И я думал: не оттого ли возникало стремление человеческое – уничтожить хрупкие страницы, разорвать переплет, сжечь обложку с названием – что выносившие приговор книгам в глубине души страшились Великой тайны письма, которую однажды раскрыл мне монах Умберто? Они не книги уничтожали, а разрушали новый сотворенный мир, истребляли плевелы изменений, боясь, что они воплотятся, станут явью, пусть не сейчас, не здесь, но – где-то; в будущем, в прошлом, в вечности…
Спустя четыре года – все это время жил я тихо, незаметно, работал – Комментатор, спасибо ему, пристроил меня на незначительную должность в одно ветеранское объединение – освободился Женька, вслед за ним – Славик. Женька сразу нашел меня, несложно это было.
Он изменился – я бы, пожалуй, и не узнал его, если бы не глаза. Уверенный в себе, насмешливый, спокойный – какой же контраст представлял этот человек с тем, другим, рисующим слепых в тесной камере спецкорпуса «Матросской тишины»… Я все всматривался в него, пытался понять: что же случилось? Что было потом? И видел – одну оболочку; невозмутимую внешне, вполне законопослушную, готовую жить по правилам – но и только. Вспомнил и слово – мимикрия. Он поменял цвет; слился с фоном, с толпой; он больше не станет убивать, не преступит закон… Вот и все. Когда-то до смерти напуганный парень хватал меня за руки, умолял выколоть ему глаза – теперь он научился жить без глаз…

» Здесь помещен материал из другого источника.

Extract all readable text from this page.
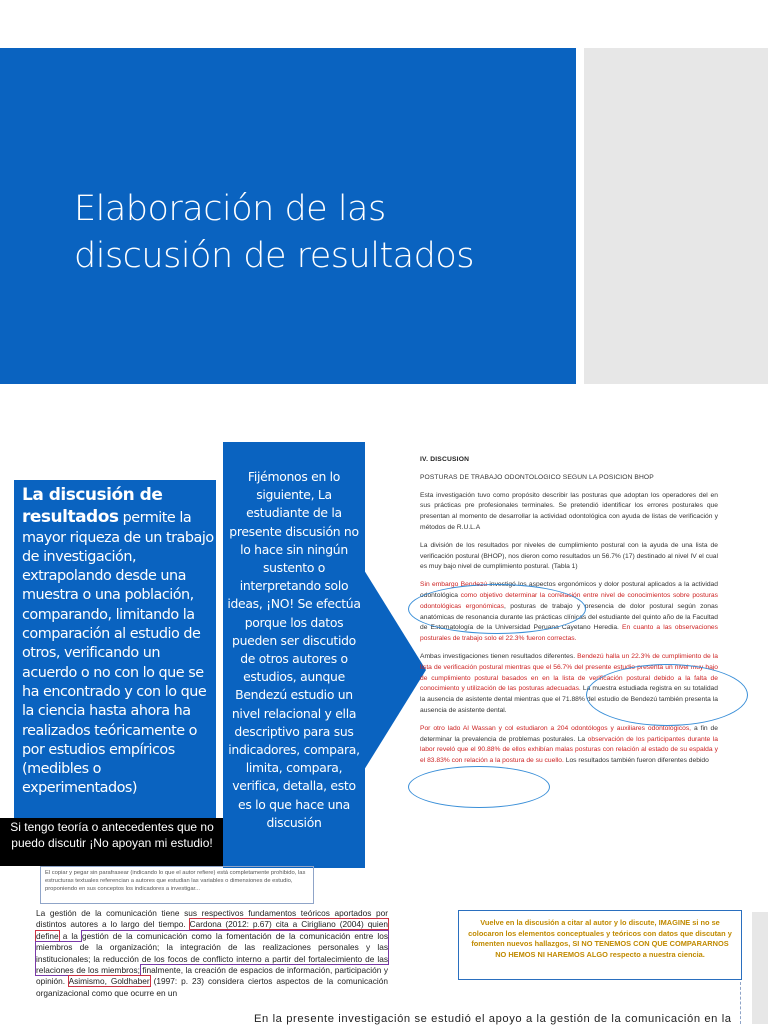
Elaboración de las
discusión de resultados
La discusión de resultados permite la mayor riqueza de un trabajo de investigación, extrapolando desde una muestra o una población, comparando, limitando la comparación al estudio de otros, verificando un acuerdo o no con lo que se ha encontrado y con lo que la ciencia hasta ahora ha realizados teóricamente o por estudios empíricos (medibles o experimentados)
Si tengo teoría o antecedentes que no puedo discutir ¡No apoyan mi estudio!
Fijémonos en lo siguiente, La estudiante de la presente discusión no lo hace sin ningún sustento o interpretando solo ideas, ¡NO! Se efectúa porque los datos pueden ser discutido de otros autores o estudios, aunque Bendezú estudio un nivel relacional y ella descriptivo para sus indicadores, compara, limita, compara, verifica, detalla, esto es lo que hace una discusión
IV. DISCUSION
POSTURAS DE TRABAJO ODONTOLOGICO SEGUN LA POSICION BHOP

Esta investigación tuvo como propósito describir las posturas que adoptan los operadores del en sus prácticas pre profesionales terminales. Se pretendió identificar los errores posturales que presentan al momento de desarrollar la actividad odontológica con ayuda de listas de verificación y métodos de R.U.L.A

La división de los resultados por niveles de cumplimiento postural con la ayuda de una lista de verificación postural (BHOP), nos dieron como resultados un 56.7% (17) destinado al nivel IV el cual es muy bajo nivel de cumplimiento postural. (Tabla 1)

Sin embargo Bendezú investigó los aspectos ergonómicos y dolor postural aplicados a la actividad odontológica como objetivo determinar la correlación entre nivel de conocimientos sobre posturas odontológicas ergonómicas, posturas de trabajo y presencia de dolor postural según zonas anatómicas de resonancia durante las prácticas clínicas del estudiante del quinto año de la Facultad de Estomatología de la Universidad Peruana Cayetano Heredia. En cuanto a las observaciones posturales de trabajo solo el 22.3% fueron correctas.

Ambas investigaciones tienen resultados diferentes. Bendezú halla un 22.3% de cumplimiento de la lista de verificación postural mientras que el 56.7% del presente estudio presenta un nivel muy bajo de cumplimiento postural basados en en la lista de verificación postural debido a la falta de conocimiento y utilización de las posturas adecuadas. La muestra estudiada registra en su totalidad la ausencia de asistente dental mientras que el 71.88% del estudio de Bendezú también presenta la ausencia de asistente dental.

Por otro lado Al Wassan y col estudiaron a 204 odontólogos y auxiliares odontológicos, a fin de determinar la prevalencia de problemas posturales. La observación de los participantes durante la labor reveló que el 90.88% de ellos exhibían malas posturas con relación al estado de su espalda y el 83.83% con relación a la postura de su cuello. Los resultados también fueron diferentes debido

El copiar y pegar sin parafrasear (indicando lo que el autor refiere) está completamente prohibido, las estructuras textuales referencian a autores que estudian las variables o dimensiones de estudio, proponiendo en sus conceptos los indicadores a investigar...
La gestión de la comunicación tiene sus respectivos fundamentos teóricos aportados por distintos autores a lo largo del tiempo. Cardona (2012: p.67) cita a Cirigliano (2004) quien define a la gestión de la comunicación como la fomentación de la comunicación entre los miembros de la organización; la integración de las realizaciones personales y las institucionales; la reducción de los focos de conflicto interno a partir del fortalecimiento de las relaciones de los miembros; finalmente, la creación de espacios de información, participación y opinión. Asimismo, Goldhaber (1997: p. 23) considera ciertos aspectos de la comunicación organizacional como que ocurre en un
En la presente investigación se estudió el apoyo a la gestión de la comunicación en la
Vuelve en la discusión a citar al autor y lo discute, IMAGINE si no se colocaron los elementos conceptuales y teóricos con datos que discutan y fomenten nuevos hallazgos, SI NO TENEMOS CON QUE COMPARARNOS NO HEMOS NI HAREMOS ALGO respecto a nuestra ciencia.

Я поделился с ним своим планом – вернуть то, что украл. Он обещал подумать – и уже через пару дней позвонил; сказал – есть идея. Познакомил меня с журналистом крупной газеты – Максимом; тот взял интервью, сфотографировал. Я рассказал обо всем: как воровал книги, как умирал от туберкулеза в страшной больничке «Матросской тишины», как оставались без ответа мои письма и жалобы. Материал опубликовали. Меня это сперва удивило: надо же – напечатали, заметили… Верховный суд и прочие органы – куда я только не обращался за все эти годы! – хранили абсолютное, равнодушное молчание. Не потому ли, что чиновники работают с другими словами, иными текстами – требующими только необсуждаемого исполнения? Чиновники живут бумагами; а в моих жалобах было слишком много человеческого. В газете – все иначе: живые люди пишут для живых людей. Заметка живет мгновение – но подразумевает отклик…
Никогда не верил я в так называемую «четвертую власть»; но сила слова проявилась – сполна, внахлест, больше, чем я ждал и думал. После публикации мне позвонил ректор Нового университета; это образовательное учреждение сейчас занимало те самые помещения на Вильгельма Пика рядом с библиотекой. Ректор – мужчина чуть старше пятидесяти, лощеный, холеный, в дорогом костюме и с ленинской хитрецой в глазах – как оказалось, уже давно присматривается к хранилищам и фондам: пытался взять библиотечное хозяйство на баланс своего вуза, но почему-то не дали; пробовал организовать инвентаризацию – запретили. Его интерес к сохранности фондов многих обеспокоил – скандалы посыпались, как соль из прохудившегося мешка.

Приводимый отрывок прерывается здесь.